Alors… Pour faire simple, je vais vous raconter ma dernière Saint-Valentin, mon dernier Noël, et deux de mes dernières Saint-Sylvestre (pas mon dernier anniversaire, non, c'est toujours cool, les anniversaires, on pique-nique, on boit des cubis de chardonnay et on joue au pictionnary).
Commençons dans le désordre :
- Mon dernier Noël. Je l'ai passé en Pologne, parce que je n'avais aucune envie de le passer chez ma mère (alors qu'avec ma mère, je l'aurais fait avec plaisir), et que je me sentais bête de vouloir rester au fond de mon lit avec comme seuls potes Ben et Jerry. J'ai donc pris mes billets d'avion sur un presque coup de tête, pour ensuite passer un Noël atrocement codifié avec un entourage que j'adore dès qu'on se retrouve de façon informelle. La tentative d'égayer ce Noël a aussi été motivée par le naïf désir de recommencer à croire aux fêtes après une longue série de repas de famille toujours pires, le summum étant atteint lors de l'avant-dernier Noël, celui dont la date correspond étrangement bien avec le début de la rupture avec mon ex, et que je passais bien sûr dans sa famille, dans le sud, à sourire après avoir passé un bon quart de la journée à pleurer. (J'ai survécu à la rupture, merci, mais l'impression de m'être fait voler un Noël est bien là.)- Ma dernière Saint-Sylvestre.

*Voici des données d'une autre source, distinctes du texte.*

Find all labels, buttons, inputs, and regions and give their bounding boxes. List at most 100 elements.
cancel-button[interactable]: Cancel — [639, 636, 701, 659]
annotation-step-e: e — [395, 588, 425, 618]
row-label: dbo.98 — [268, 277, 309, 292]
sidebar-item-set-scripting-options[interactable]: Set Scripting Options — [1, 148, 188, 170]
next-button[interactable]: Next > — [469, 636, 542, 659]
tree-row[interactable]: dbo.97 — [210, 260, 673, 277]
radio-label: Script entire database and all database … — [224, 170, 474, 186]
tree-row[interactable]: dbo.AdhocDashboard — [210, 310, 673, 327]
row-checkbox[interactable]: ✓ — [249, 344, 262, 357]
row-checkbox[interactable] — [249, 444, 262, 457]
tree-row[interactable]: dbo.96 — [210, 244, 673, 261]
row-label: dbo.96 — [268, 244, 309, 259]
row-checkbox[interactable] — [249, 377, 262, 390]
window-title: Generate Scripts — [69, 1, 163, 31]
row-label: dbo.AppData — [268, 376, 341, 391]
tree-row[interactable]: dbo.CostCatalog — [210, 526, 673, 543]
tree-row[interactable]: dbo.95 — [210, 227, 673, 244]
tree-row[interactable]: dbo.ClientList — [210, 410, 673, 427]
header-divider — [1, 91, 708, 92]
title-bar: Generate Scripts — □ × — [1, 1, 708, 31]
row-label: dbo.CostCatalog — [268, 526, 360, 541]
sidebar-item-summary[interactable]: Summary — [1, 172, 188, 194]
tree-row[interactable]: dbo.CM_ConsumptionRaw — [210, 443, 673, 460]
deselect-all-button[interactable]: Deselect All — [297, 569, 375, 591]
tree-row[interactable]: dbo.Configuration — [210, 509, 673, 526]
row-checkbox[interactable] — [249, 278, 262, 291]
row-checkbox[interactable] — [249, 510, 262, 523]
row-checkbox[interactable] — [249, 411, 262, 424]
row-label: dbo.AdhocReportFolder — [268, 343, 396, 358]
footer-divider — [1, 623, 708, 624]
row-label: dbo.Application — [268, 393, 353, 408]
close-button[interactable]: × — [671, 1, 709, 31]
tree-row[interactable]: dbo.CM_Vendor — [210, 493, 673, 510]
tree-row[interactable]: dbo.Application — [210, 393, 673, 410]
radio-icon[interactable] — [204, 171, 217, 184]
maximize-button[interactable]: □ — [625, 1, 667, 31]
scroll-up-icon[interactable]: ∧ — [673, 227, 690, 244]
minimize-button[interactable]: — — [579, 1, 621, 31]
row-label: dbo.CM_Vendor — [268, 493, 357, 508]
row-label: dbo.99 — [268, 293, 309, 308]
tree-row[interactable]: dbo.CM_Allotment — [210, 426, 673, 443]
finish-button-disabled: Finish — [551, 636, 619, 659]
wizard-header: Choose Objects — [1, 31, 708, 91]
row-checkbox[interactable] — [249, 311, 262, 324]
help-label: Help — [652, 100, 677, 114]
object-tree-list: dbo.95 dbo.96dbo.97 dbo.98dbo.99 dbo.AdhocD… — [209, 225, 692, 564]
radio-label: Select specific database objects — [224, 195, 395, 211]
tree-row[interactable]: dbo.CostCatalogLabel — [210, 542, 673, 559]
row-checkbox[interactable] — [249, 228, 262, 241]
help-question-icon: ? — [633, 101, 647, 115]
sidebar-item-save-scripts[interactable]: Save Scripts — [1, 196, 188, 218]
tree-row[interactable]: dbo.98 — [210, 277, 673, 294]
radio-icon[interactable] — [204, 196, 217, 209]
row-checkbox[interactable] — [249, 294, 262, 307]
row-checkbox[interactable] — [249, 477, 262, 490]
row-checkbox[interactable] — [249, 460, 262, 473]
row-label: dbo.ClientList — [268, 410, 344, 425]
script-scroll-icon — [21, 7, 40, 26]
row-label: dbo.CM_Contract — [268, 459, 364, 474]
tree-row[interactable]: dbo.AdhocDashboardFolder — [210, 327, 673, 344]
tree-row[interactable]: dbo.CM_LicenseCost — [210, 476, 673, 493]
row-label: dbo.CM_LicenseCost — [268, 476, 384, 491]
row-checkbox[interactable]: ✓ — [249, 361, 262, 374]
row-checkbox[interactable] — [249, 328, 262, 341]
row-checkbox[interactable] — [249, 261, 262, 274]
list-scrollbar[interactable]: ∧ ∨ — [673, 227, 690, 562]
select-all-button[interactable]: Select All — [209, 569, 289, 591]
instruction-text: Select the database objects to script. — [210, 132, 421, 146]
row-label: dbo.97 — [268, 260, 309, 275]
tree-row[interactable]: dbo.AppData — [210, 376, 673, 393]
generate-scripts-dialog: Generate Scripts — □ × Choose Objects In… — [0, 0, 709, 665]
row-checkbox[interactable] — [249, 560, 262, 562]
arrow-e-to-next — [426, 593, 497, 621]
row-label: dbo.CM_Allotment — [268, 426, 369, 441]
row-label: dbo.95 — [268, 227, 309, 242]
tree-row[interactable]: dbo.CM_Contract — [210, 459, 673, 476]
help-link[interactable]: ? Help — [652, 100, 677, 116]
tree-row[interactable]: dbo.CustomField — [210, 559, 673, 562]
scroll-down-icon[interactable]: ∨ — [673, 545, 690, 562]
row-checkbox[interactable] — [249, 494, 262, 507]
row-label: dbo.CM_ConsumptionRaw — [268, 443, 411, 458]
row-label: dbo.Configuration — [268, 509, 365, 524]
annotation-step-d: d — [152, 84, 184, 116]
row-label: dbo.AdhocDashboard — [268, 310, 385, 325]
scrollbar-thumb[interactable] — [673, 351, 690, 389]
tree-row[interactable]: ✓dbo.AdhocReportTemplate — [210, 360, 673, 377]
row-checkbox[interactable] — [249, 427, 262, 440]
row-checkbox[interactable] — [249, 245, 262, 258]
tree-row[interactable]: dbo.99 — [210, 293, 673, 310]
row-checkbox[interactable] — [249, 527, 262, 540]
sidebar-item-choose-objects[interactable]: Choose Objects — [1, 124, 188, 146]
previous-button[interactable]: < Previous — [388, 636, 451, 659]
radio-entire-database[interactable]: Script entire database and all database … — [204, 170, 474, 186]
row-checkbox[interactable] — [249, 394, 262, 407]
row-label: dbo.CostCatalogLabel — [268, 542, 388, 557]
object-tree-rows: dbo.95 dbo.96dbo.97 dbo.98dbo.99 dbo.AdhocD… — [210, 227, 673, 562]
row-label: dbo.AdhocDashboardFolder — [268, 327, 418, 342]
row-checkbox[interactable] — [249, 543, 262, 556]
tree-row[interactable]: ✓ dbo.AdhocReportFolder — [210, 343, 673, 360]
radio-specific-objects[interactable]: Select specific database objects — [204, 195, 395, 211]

Un dîner, un saut de puce pour le dessert, une soirée. Finalement une nuit comme toutes les autres nuits avec les mêmes gens avec qui je passe les nuits alcoolisées (coucou les copains, je vous aime quand même, vous savez). Une soirée comme il y en a eu mille, ni plus fascinante, ni plus ennuyeuse qu'une autre. Juste un samedi soir qui m'a rappelé la Saint-Sylvestre que j'ai passée en Allemagne, où nous nous sommes éclipsées vers minuit et demie, ma copine et moi, pour mater Türkisch für Anfänger sous la couette en mangeant de la glace à la vanille, alors que ses parents continuaient à fêter en bas. Pas de motivation pour y aller, retour tôt pour faire un truc qu'on aime, soirée sauvée.
- Ma dernière Saint-Valentin. Aucun souvenir. Blackout complet. Au vu du timing, j'ai sans doute dû :
a. passer une soirée sans tendresse avec mon ex.
b. passer une soirée sans tendresse avec les larmes aux yeux.
c. passer une soirée entre célibataires en faisant semblant d'aimer la vie (en gros).
La seule chose dont je me souvienne, c'est que j'ai accordé beaucoup d'importance à cette Saint-Valentin-là. Trop, sans doute. Plus que les trois années précédentes, c'est sûr. Les trois années où finalement, j'étais bien dans mon couple, sans le besoin d'être rassurée, sans le besoin qu'on me dise quand nous retrouver, sans le besoin d'exposer cet amour-là à la face du monde.
Alors plus jamais de retrouvailles sur commande.
Et pour ce soir, pas de soirée de célibataires, pas de prétexte pour voir les gens que j'ai envie de voir (ou pas, d'ailleurs), pas de remontage de moral de copine qui déprime.
Juste un mardi.
(Cela dit, si tu m'aimes et que tu veux m'offrir de longs gants en cuir rouge suite au suicide des miens du haut d'un panier de vélib, yes you can.)